Are you wanting something like those little colored arrows in Circus Ponies Noteook? Good luck getting the Devon folks to spiff up the interface! I think I create visual linkage for myself, as I work, by flipping between various views, dragging, dropping, etc. Giving it the ol’ Mac workout, in other words. DTPers and Pro respond to the creative process during the creative process. I used to qualify that more by adding, for me. I don’t think so, anymore.That’s simply what DT is. Flexible, responsive, and the fact that it remembers, and can make associations–for you who do research, it must be a revolution.

BTW, I think saying Tinderbox as “ugly” is not subjective at all. Children have a better sense of design than whoever made that interface. It is studiously, intentionally ugly–which is to say, without aesthetic consideration. That takes work! I could be wrong–I’m probably not, but it’s always a possibility–but I think this tells a story that is simply no longer true. Which is quite ironic given the superiority TB makes no bones about putting forth. A story about the intellect, that it is verbal, and that its function and hence the verbal is superior. When in fact intuitive knowlege has been proven far more vast than that we consciously take in.

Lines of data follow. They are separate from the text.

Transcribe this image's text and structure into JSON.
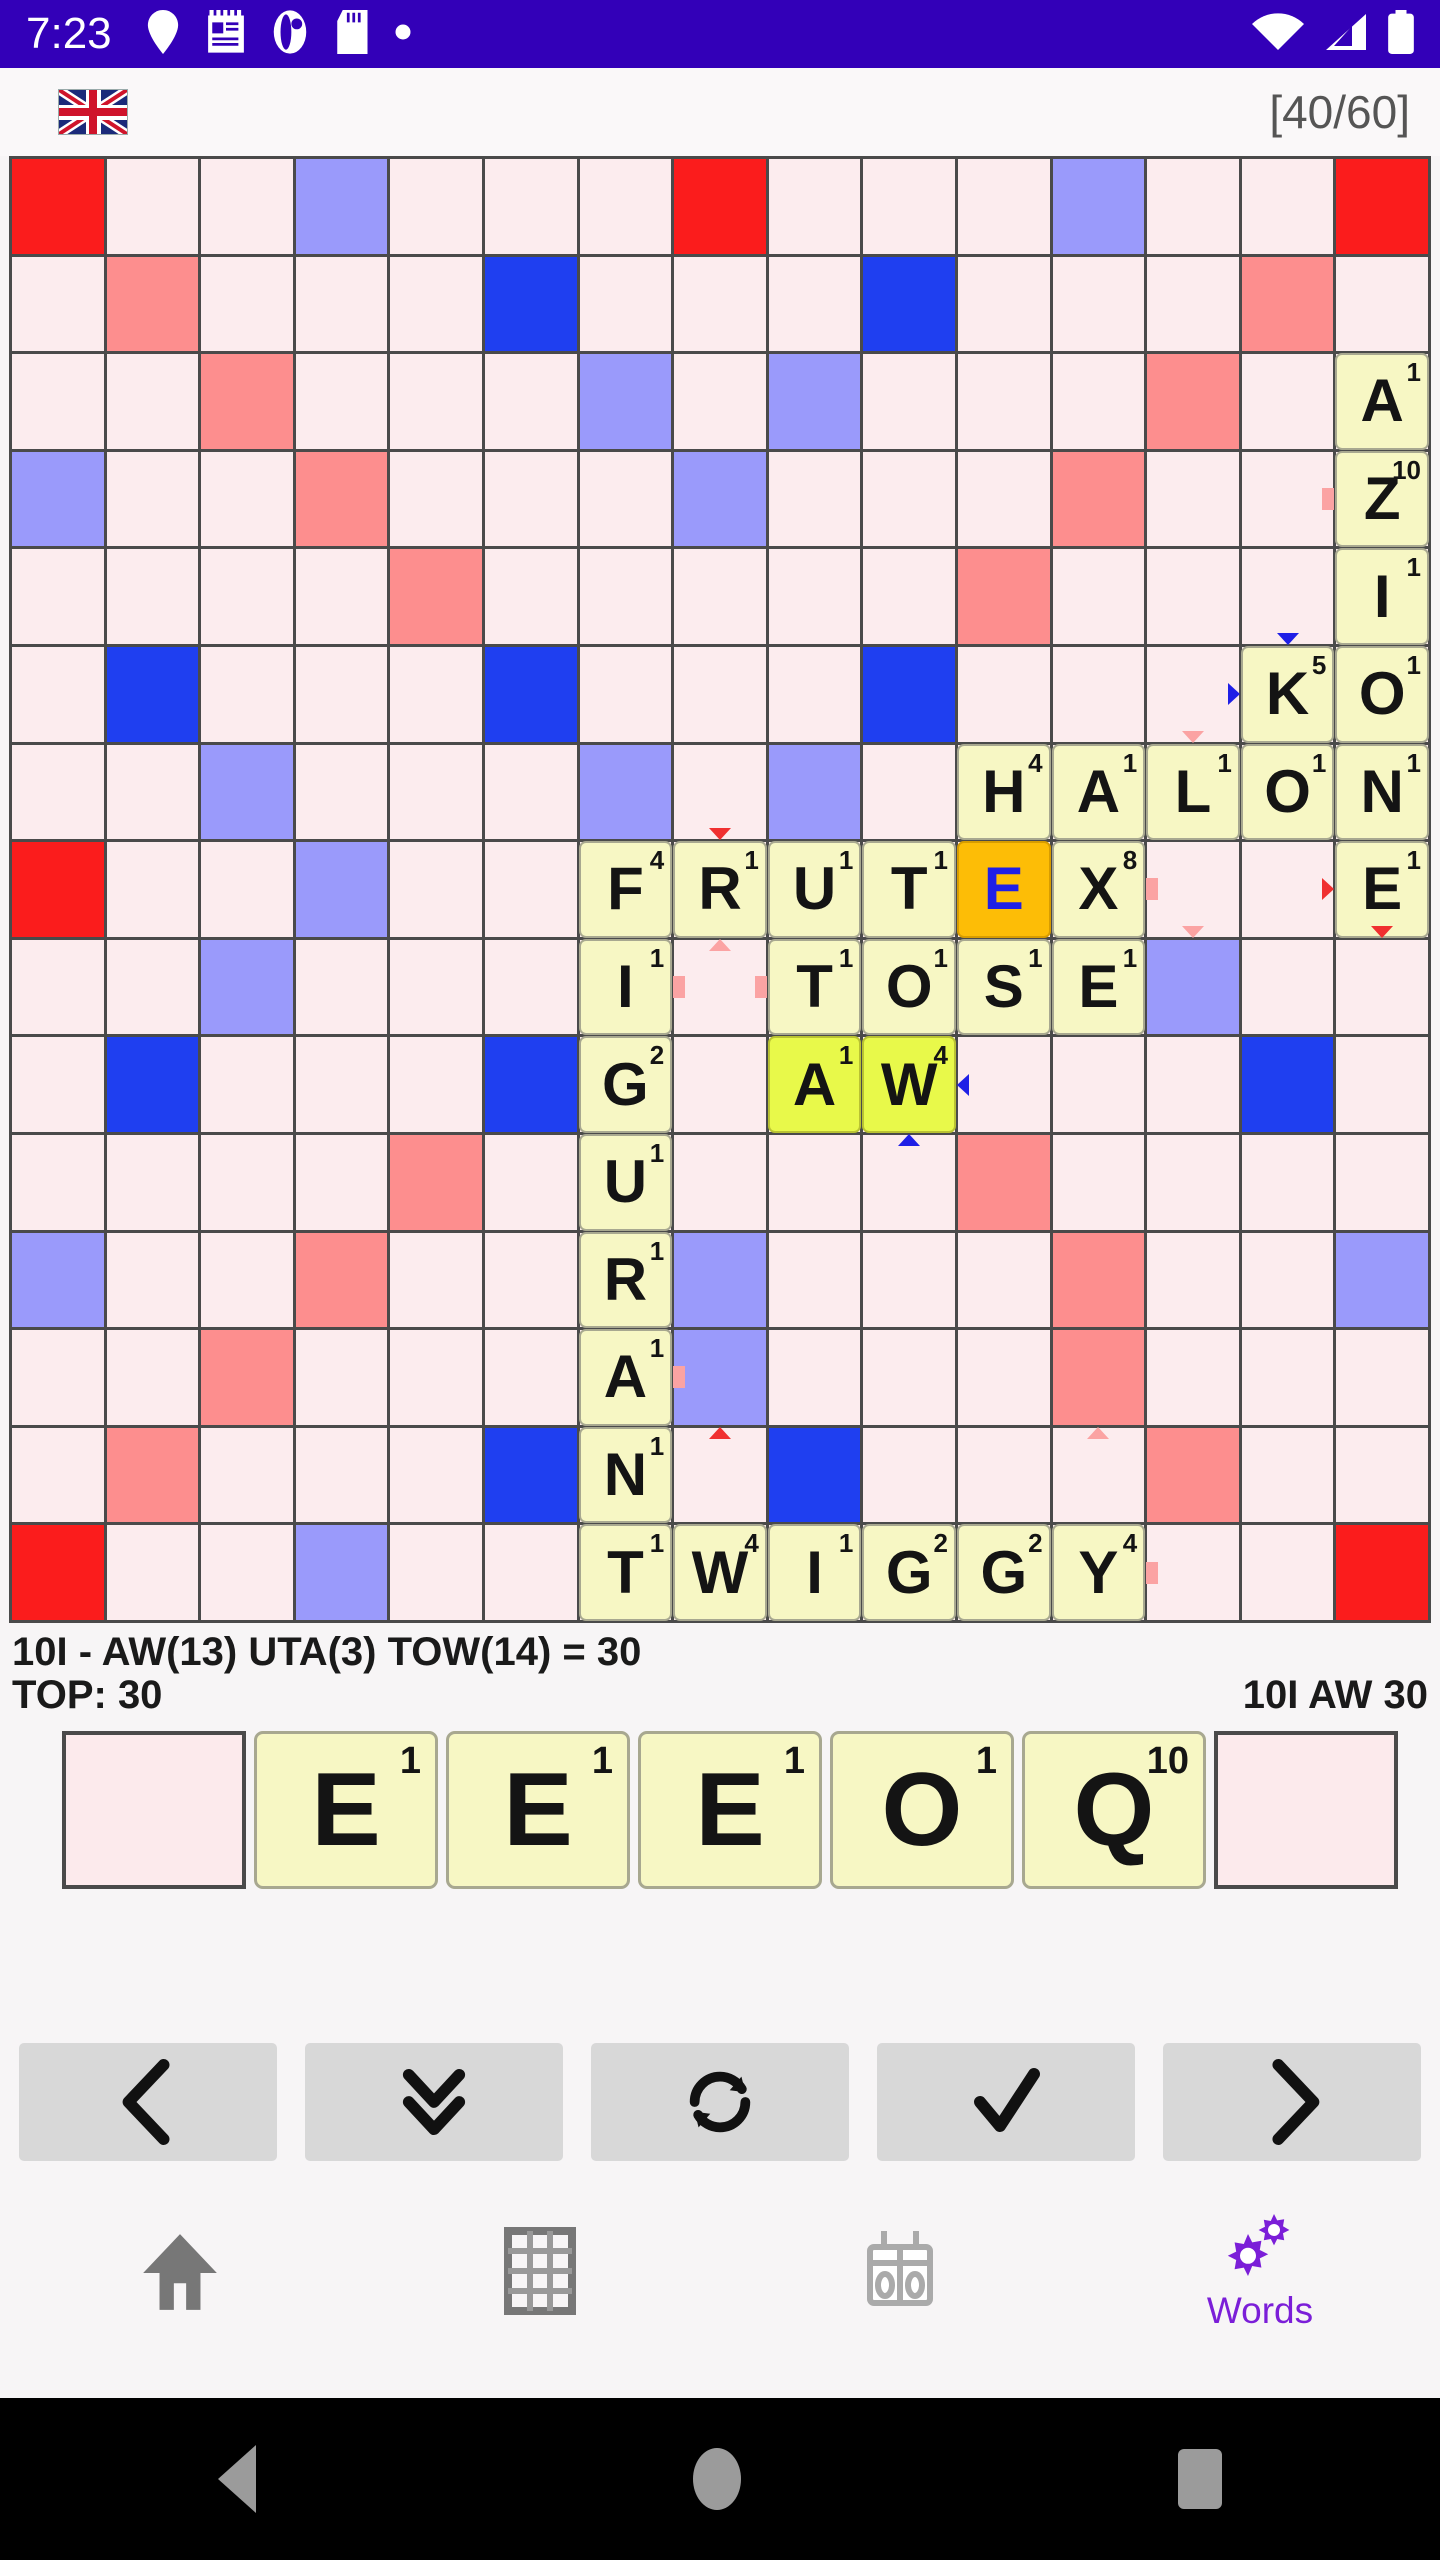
{
  "status_bar": {
    "time": "7:23",
    "left_icons": [
      "location-pin-icon",
      "notes-icon",
      "app-icon",
      "sd-card-icon",
      "dot-icon"
    ],
    "right_icons": [
      "wifi-icon",
      "cell-signal-icon",
      "battery-icon"
    ]
  },
  "header": {
    "flag_icon": "uk-flag-icon",
    "counter": "[40/60]"
  },
  "board": {
    "rows": 15,
    "cols": 15,
    "premium_legend": {
      "tw": "#fb1c1c",
      "dw": "#fd8e8e",
      "tl": "#1f3ff0",
      "dl": "#9a9afb",
      "normal": "#fcecee"
    },
    "premium": [
      [
        "tw",
        "",
        "",
        "dl",
        "",
        "",
        "",
        "tw",
        "",
        "",
        "",
        "dl",
        "",
        "",
        "tw"
      ],
      [
        "",
        "dw",
        "",
        "",
        "",
        "tl",
        "",
        "",
        "",
        "tl",
        "",
        "",
        "",
        "dw",
        ""
      ],
      [
        "",
        "",
        "dw",
        "",
        "",
        "",
        "dl",
        "",
        "dl",
        "",
        "",
        "",
        "dw",
        "",
        ""
      ],
      [
        "dl",
        "",
        "",
        "dw",
        "",
        "",
        "",
        "dl",
        "",
        "",
        "",
        "dw",
        "",
        "",
        ""
      ],
      [
        "",
        "",
        "",
        "",
        "dw",
        "",
        "",
        "",
        "",
        "",
        "dw",
        "",
        "",
        "",
        ""
      ],
      [
        "",
        "tl",
        "",
        "",
        "",
        "tl",
        "",
        "",
        "",
        "tl",
        "",
        "",
        "",
        "",
        ""
      ],
      [
        "",
        "",
        "dl",
        "",
        "",
        "",
        "dl",
        "",
        "dl",
        "",
        "",
        "",
        "",
        "",
        ""
      ],
      [
        "tw",
        "",
        "",
        "dl",
        "",
        "",
        "",
        "",
        "",
        "",
        "",
        "",
        "",
        "",
        ""
      ],
      [
        "",
        "",
        "dl",
        "",
        "",
        "",
        "",
        "",
        "",
        "",
        "",
        "",
        "dl",
        "",
        ""
      ],
      [
        "",
        "tl",
        "",
        "",
        "",
        "tl",
        "",
        "",
        "",
        "",
        "",
        "",
        "",
        "tl",
        ""
      ],
      [
        "",
        "",
        "",
        "",
        "dw",
        "",
        "",
        "",
        "",
        "",
        "dw",
        "",
        "",
        "",
        ""
      ],
      [
        "dl",
        "",
        "",
        "dw",
        "",
        "",
        "",
        "dl",
        "",
        "",
        "",
        "dw",
        "",
        "",
        "dl"
      ],
      [
        "",
        "",
        "dw",
        "",
        "",
        "",
        "",
        "dl",
        "",
        "",
        "",
        "dw",
        "",
        "",
        ""
      ],
      [
        "",
        "dw",
        "",
        "",
        "",
        "tl",
        "",
        "",
        "tl",
        "",
        "",
        "",
        "dw",
        "",
        ""
      ],
      [
        "tw",
        "",
        "",
        "dl",
        "",
        "",
        "",
        "",
        "",
        "",
        "",
        "",
        "",
        "",
        "tw"
      ]
    ],
    "tiles": [
      {
        "r": 2,
        "c": 14,
        "letter": "A",
        "value": "1"
      },
      {
        "r": 3,
        "c": 14,
        "letter": "Z",
        "value": "10"
      },
      {
        "r": 4,
        "c": 14,
        "letter": "I",
        "value": "1"
      },
      {
        "r": 5,
        "c": 13,
        "letter": "K",
        "value": "5"
      },
      {
        "r": 5,
        "c": 14,
        "letter": "O",
        "value": "1"
      },
      {
        "r": 6,
        "c": 10,
        "letter": "H",
        "value": "4"
      },
      {
        "r": 6,
        "c": 11,
        "letter": "A",
        "value": "1"
      },
      {
        "r": 6,
        "c": 12,
        "letter": "L",
        "value": "1"
      },
      {
        "r": 6,
        "c": 13,
        "letter": "O",
        "value": "1"
      },
      {
        "r": 6,
        "c": 14,
        "letter": "N",
        "value": "1"
      },
      {
        "r": 7,
        "c": 6,
        "letter": "F",
        "value": "4"
      },
      {
        "r": 7,
        "c": 7,
        "letter": "R",
        "value": "1"
      },
      {
        "r": 7,
        "c": 8,
        "letter": "U",
        "value": "1"
      },
      {
        "r": 7,
        "c": 9,
        "letter": "T",
        "value": "1"
      },
      {
        "r": 7,
        "c": 10,
        "letter": "E",
        "value": "",
        "state": "selected"
      },
      {
        "r": 7,
        "c": 11,
        "letter": "X",
        "value": "8"
      },
      {
        "r": 7,
        "c": 14,
        "letter": "E",
        "value": "1"
      },
      {
        "r": 8,
        "c": 6,
        "letter": "I",
        "value": "1"
      },
      {
        "r": 8,
        "c": 8,
        "letter": "T",
        "value": "1"
      },
      {
        "r": 8,
        "c": 9,
        "letter": "O",
        "value": "1"
      },
      {
        "r": 8,
        "c": 10,
        "letter": "S",
        "value": "1"
      },
      {
        "r": 8,
        "c": 11,
        "letter": "E",
        "value": "1"
      },
      {
        "r": 9,
        "c": 6,
        "letter": "G",
        "value": "2"
      },
      {
        "r": 9,
        "c": 8,
        "letter": "A",
        "value": "1",
        "state": "new"
      },
      {
        "r": 9,
        "c": 9,
        "letter": "W",
        "value": "4",
        "state": "new"
      },
      {
        "r": 10,
        "c": 6,
        "letter": "U",
        "value": "1"
      },
      {
        "r": 11,
        "c": 6,
        "letter": "R",
        "value": "1"
      },
      {
        "r": 12,
        "c": 6,
        "letter": "A",
        "value": "1"
      },
      {
        "r": 13,
        "c": 6,
        "letter": "N",
        "value": "1"
      },
      {
        "r": 14,
        "c": 6,
        "letter": "T",
        "value": "1"
      },
      {
        "r": 14,
        "c": 7,
        "letter": "W",
        "value": "4"
      },
      {
        "r": 14,
        "c": 8,
        "letter": "I",
        "value": "1"
      },
      {
        "r": 14,
        "c": 9,
        "letter": "G",
        "value": "2"
      },
      {
        "r": 14,
        "c": 10,
        "letter": "G",
        "value": "2"
      },
      {
        "r": 14,
        "c": 11,
        "letter": "Y",
        "value": "4"
      }
    ],
    "markers": [
      {
        "r": 3,
        "c": 13,
        "dir": "right",
        "color": "p"
      },
      {
        "r": 4,
        "c": 13,
        "dir": "down",
        "color": "b"
      },
      {
        "r": 5,
        "c": 12,
        "dir": "right",
        "color": "b"
      },
      {
        "r": 5,
        "c": 12,
        "dir": "down",
        "color": "p"
      },
      {
        "r": 6,
        "c": 7,
        "dir": "down",
        "color": "r"
      },
      {
        "r": 7,
        "c": 12,
        "dir": "down",
        "color": "p"
      },
      {
        "r": 7,
        "c": 12,
        "dir": "left",
        "color": "p"
      },
      {
        "r": 7,
        "c": 13,
        "dir": "right",
        "color": "r"
      },
      {
        "r": 7,
        "c": 14,
        "dir": "down",
        "color": "r"
      },
      {
        "r": 8,
        "c": 7,
        "dir": "left",
        "color": "p"
      },
      {
        "r": 8,
        "c": 7,
        "dir": "right",
        "color": "p"
      },
      {
        "r": 8,
        "c": 7,
        "dir": "up",
        "color": "p"
      },
      {
        "r": 9,
        "c": 10,
        "dir": "left",
        "color": "b"
      },
      {
        "r": 10,
        "c": 9,
        "dir": "up",
        "color": "b"
      },
      {
        "r": 12,
        "c": 7,
        "dir": "left",
        "color": "p"
      },
      {
        "r": 13,
        "c": 7,
        "dir": "up",
        "color": "r"
      },
      {
        "r": 13,
        "c": 11,
        "dir": "up",
        "color": "p"
      },
      {
        "r": 14,
        "c": 12,
        "dir": "left",
        "color": "p"
      }
    ]
  },
  "score": {
    "breakdown": "10I - AW(13) UTA(3) TOW(14)  = 30",
    "top_label": "TOP: 30",
    "best_move": "10I AW 30"
  },
  "rack": {
    "slots": [
      {
        "type": "empty"
      },
      {
        "type": "tile",
        "letter": "E",
        "value": "1"
      },
      {
        "type": "tile",
        "letter": "E",
        "value": "1"
      },
      {
        "type": "tile",
        "letter": "E",
        "value": "1"
      },
      {
        "type": "tile",
        "letter": "O",
        "value": "1"
      },
      {
        "type": "tile",
        "letter": "Q",
        "value": "10"
      },
      {
        "type": "empty"
      }
    ]
  },
  "actions": [
    {
      "name": "previous-button",
      "icon": "chevron-left-icon"
    },
    {
      "name": "drop-down-button",
      "icon": "chevron-double-down-icon"
    },
    {
      "name": "shuffle-button",
      "icon": "refresh-icon"
    },
    {
      "name": "confirm-button",
      "icon": "check-icon"
    },
    {
      "name": "next-button",
      "icon": "chevron-right-icon"
    }
  ],
  "bottom_nav": [
    {
      "name": "nav-home",
      "icon": "home-icon",
      "label": ""
    },
    {
      "name": "nav-board",
      "icon": "grid-icon",
      "label": ""
    },
    {
      "name": "nav-scores",
      "icon": "scoreboard-icon",
      "label": ""
    },
    {
      "name": "nav-words",
      "icon": "gears-icon",
      "label": "Words"
    }
  ],
  "android_nav": {
    "back": "back-triangle-icon",
    "home": "home-circle-icon",
    "recents": "recents-square-icon"
  },
  "colors": {
    "status_bar_bg": "#3300b8",
    "accent": "#7b1ed8",
    "selected_tile": "#fdbd06",
    "new_tile": "#e8f94a"
  }
}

But I do go on. And probably failed to answer your question!


I described in detail in earlier parts of this thread (I think) andd esp’ in the “DT as a writer’s tool” thread how the visual map view of Tinderbox objects would be a great thing for Dthink to implement. In my opinion the multiple ways to ‘view’ your data in TinderBox is its greatest strength (for me) and utilises the innate human ability to recognise patterns and pick out differences. To get a visual representation of a database or folders or indeed a search would help immensely in the process of seeing correlations and connections. Its the equivalent perhaps to having a wall covered in sticky notes giving you a global view of your material, except like in TinderBox these notes can be smart “agents” (a little like Devonthinks smart folders). This kind of thing also starts to be like a dynamic mind or concept map. Powerful stuff I think for managing large amounts of data.